2. Les assassinats ciblés de certains secteurs de la société civile, en particulier les journalistes, le personnel médical et les ambulanciers. L’aviation israélienne mène une guerre contre les secouristes, dont plus de 123 ont été tués depuis mars 2026. Elle utilise régulièrement la technique de la « double frappe » pour maximiser les pertes civiles – un crime banalisé lors du génocide à Gaza.
3. L’écocide et la destruction des infrastructures vitales ou patrimoniales, afin d’effacer le passé et d’empêcher l’avenir. Les ponts (notamment sur le fleuve Litani et dans la vallée de la Bekaa), les puits d’eau, les barrages, les installations hydrauliques, les panneaux solaires, les cimetières, les monuments et leurs alentours (à l’instar du château de Beaufort), les environs des hôpitaux, les commerces sont détruits. Du phosphore blanc est déversé sur les terres agricoles, afin d’empêcher tout retour sur la terre. Depuis plusieurs jours, Israël s’acharne par ailleurs sur Nabatiyeh et Tyr, une ville au patrimoine historique millénaire.
Au-delà de cet effacement des personnes et des espaces, les autorités et l’armée israéliennes se trouvent dans une impasse militaire. Le Hezbollah poursuit en effet ses activités contre les troupes d’occupation qui stationnent illégalement en territoire libanais. Par le moyen de frappes de drones à fibre optique, il parvient à infliger des pertes hebdomadaires à l’armée israélienne. Ses capacités militaires ne semblent pas faiblir. Plus de vingt soldats sont ainsi morts depuis le début de la guerre, une situation qui mécontente fortement l’institution militaire et la classe politique en Israël.
Candidat à sa réélection, Benyamin Netanyahou agit dans un contexte électoral, propice à la surenchère. L’opposition, emmenée par l’alliance récemment constituée entre Naftali Bennett et Yaïr Lapid, en profite pour accuser son adversaire de ne pas utiliser toute la force nécessaire contre le Liban, et l’appelle à frapper Beyrouth.
Les rivaux politiques du Premier ministre israélien ont beau jeu de le dépeindre comme étant soumis au bon vouloir de Donald Trump alors que le le président américain semble contraindre son allié à ne pas bombarder la capitale libanaise. Notons toutefois que la banlieue-sud de Beyrouth a été frappée deux fois depuis « l’accord » d’avril.

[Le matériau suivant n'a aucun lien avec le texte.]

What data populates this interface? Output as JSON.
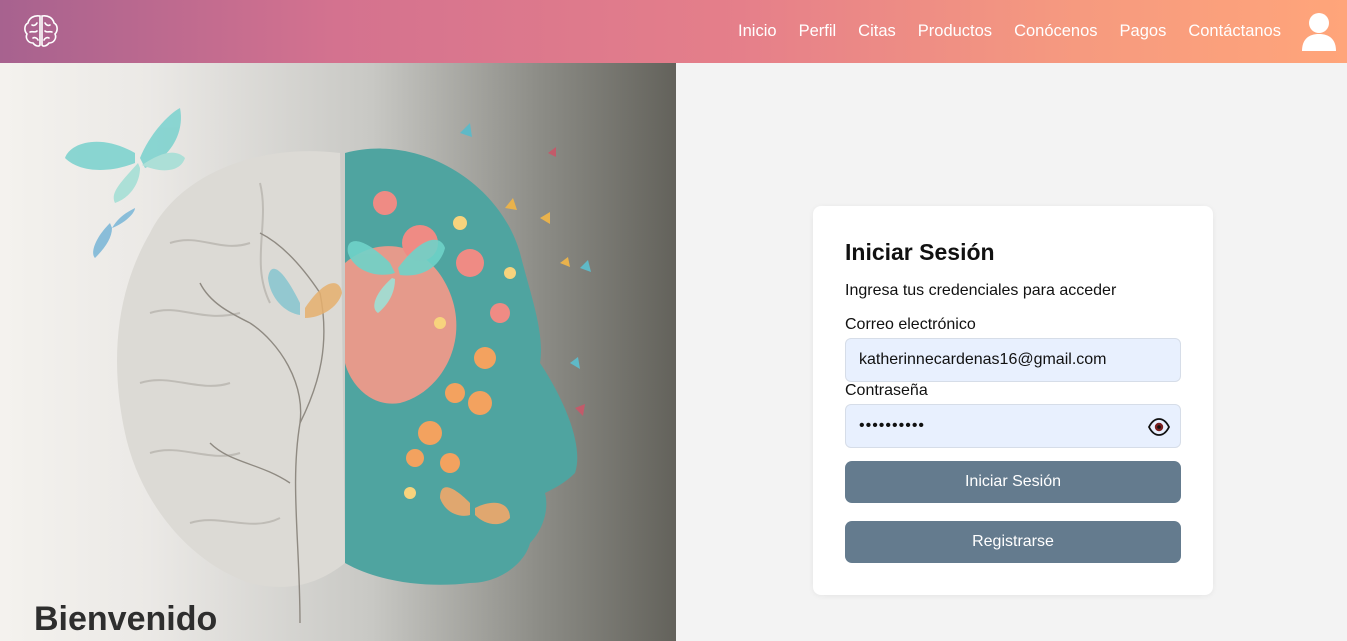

Les ministres kahanistes du gouvernement n’épargnent pas non plus Nétanyahou. Itamar Ben Gvir a ainsi déclaré qu’il fallait « couper l’électricité » au Liban; tandis que Bezalel Smotrich a expliqué « que pour chaque soldat israélien mort, dix immeubles à Beyrouth devaient être rasés ». La compétition électorale en Israël – qui paraît se résumer à un concours afin d’élire celui qui parviendra à commettre le plus de crimes en Palestine et au Liban – ainsi que cette impasse militaire, poussent Tel Aviv à l’escalade sur le terrain.
L’armée d’occupation a ainsi repris, cette semaine, une invasion terrestre au-delà de la « ligne jaune », et a pour objectif d’établir une « zone tampon » au-delà de cette démarcation. Un phénomène circulaire désormais habituel dans l’histoire d’Israël : une zone occupée est illégalement créée pour « protéger » une zone précédemment occupée, elle-même illégale.
La conflictualité sans fin dans laquelle s’engage Israël au Liban se double d’un projet politique très clair : fracturer et diviser, socialement et politiquement, le pays ; ainsi que discréditer le gouvernement de Beyrouth. Ce dernier se trouve dans une situation périlleuse. Coincé entre l’initiative militaire du Hezbollah sur laquelle il n’a pas la main, les menaces israéliennes d’anéantir toutes les infrastructures nationales s’il ne donne pas suffisamment de gages, ainsi que les pressions américaines, il s’est engagé dans la voie de négociations avec Israël, par l’intermédiaire de délégations à Washington.
Le président de la République Joseph Aoun et le Premier ministre Nawaf Salam comptent sur ces négociations afin d’affirmer symboliquement leur souveraineté d’une part, et de parvenir à un accord mettant fin à l’agression israélienne d’autre part. Or, Tel Aviv, fidèle à son utilisation de la « diplomatie » comme théâtre couvrant l’avancée de faits militaires sur le terrain, utilise ce processus afin de gagner du temps au Sud-Liban. Son objectif semble de contraindre le gouvernement libanais à ouvrir une confrontation avec le Hezbollah – une option à laquelle le chef de l’armée libanaise, Rodolphe Haykal, se refuse, au nom de l’unité civile – et à l’aider, par le biais d’une coopération sécuritaire, dans sa contre-insurrection.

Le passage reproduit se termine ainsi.